China's assertiveness over its sovereignty claim reflects more than a desire to exploit seabed resources, or to gain a widened strategic gateway into the western Pacific. It is also about national renewal and rejuvenation - the core of the Chinese Communist Party's raison d'être. Turning away from a fight with its former occupier and historical rival would be a step backwards in this six-decade-long quest.
The idea of Chinese renewal or rejuvenation was popularised by then premier Zhao Ziyang in the late 1980s, and frequently promoted by presidents Jiang Zemin and Hu Jintao . Most recently, incoming president Xi Jinping , visiting the National Museum of China's "Road Towards Renewal" exhibition, pledged to continue the "great renewal of the Chinese nation".
What does "renewal" or "rejuvenation" mean to Chinese? All nations - great and small - embody a combination of historical fact and myth. In this case, the Communist Party's view of rejuvenation is built on the belief that the zenith of Chinese power under the Ming and Qing dynasties represents the natural, just and permanent state of affairs for a 5,000-year-old civilisation.
When Mao Zedong took power in 1949, his immediate goal was to re-establish the "greater China" of the Qing dynasty, insisting that the Manchu-led empire was the permanent and enduring China. But, while the assault on the Qing dynasty by foreign powers is a historical fact, the notion that there has been one enduring China struggling against avaricious outsiders across several millennia is false and self-serving.

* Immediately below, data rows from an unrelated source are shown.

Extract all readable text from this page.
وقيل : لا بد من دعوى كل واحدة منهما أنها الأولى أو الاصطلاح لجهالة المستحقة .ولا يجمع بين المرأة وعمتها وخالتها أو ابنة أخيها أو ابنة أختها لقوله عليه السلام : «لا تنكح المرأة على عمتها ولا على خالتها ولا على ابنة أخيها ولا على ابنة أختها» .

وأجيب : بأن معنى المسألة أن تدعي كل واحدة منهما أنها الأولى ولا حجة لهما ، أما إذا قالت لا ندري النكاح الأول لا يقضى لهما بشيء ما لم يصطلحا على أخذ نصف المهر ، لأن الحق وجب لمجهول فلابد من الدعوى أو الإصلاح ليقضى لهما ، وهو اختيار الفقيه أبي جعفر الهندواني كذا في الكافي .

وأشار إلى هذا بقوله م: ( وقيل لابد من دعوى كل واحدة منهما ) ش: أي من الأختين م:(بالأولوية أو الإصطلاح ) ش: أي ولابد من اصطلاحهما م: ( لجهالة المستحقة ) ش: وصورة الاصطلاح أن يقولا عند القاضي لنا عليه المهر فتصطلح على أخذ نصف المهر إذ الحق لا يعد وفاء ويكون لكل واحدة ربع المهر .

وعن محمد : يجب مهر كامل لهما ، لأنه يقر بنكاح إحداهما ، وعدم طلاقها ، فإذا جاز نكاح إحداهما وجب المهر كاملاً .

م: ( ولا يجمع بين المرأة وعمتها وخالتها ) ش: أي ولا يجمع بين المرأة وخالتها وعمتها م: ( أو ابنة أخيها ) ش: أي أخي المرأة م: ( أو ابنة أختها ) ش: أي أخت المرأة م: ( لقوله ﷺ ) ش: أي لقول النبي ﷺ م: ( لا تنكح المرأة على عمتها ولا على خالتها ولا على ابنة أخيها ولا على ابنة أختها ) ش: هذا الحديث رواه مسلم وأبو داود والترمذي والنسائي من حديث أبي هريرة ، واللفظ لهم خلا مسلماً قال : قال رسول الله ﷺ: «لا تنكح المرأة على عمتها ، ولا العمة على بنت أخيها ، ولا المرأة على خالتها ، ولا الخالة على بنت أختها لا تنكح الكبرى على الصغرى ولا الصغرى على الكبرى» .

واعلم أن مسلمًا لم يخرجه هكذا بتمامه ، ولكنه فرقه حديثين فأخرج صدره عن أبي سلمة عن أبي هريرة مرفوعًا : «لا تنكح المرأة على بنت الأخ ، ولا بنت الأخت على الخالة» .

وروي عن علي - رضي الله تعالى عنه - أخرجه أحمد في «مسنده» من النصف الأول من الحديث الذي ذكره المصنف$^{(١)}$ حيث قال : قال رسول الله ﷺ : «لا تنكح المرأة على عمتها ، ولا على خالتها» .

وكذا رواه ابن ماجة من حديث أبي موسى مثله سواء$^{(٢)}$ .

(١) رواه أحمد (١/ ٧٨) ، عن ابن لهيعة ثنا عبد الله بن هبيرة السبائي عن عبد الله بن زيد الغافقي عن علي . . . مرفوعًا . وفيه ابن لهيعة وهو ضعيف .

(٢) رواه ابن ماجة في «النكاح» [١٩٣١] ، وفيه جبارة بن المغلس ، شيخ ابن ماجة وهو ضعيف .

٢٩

Mao achieved his goal following the so-called peaceful liberation of the East Turkestan Republic, now Xinjiang , in 1949 and of Tibet in 1950, which promptly increased China's size by more than one-third. And every Communist Party leader since has carried forward his vision of a greater China, adjusting and expanding it as the country's power grows. For example, China showed little interest in the Senkaku/Diaoyu Islands prior to 1968 - the year a geographical study pointed to vast oil reserves beneath the seabed.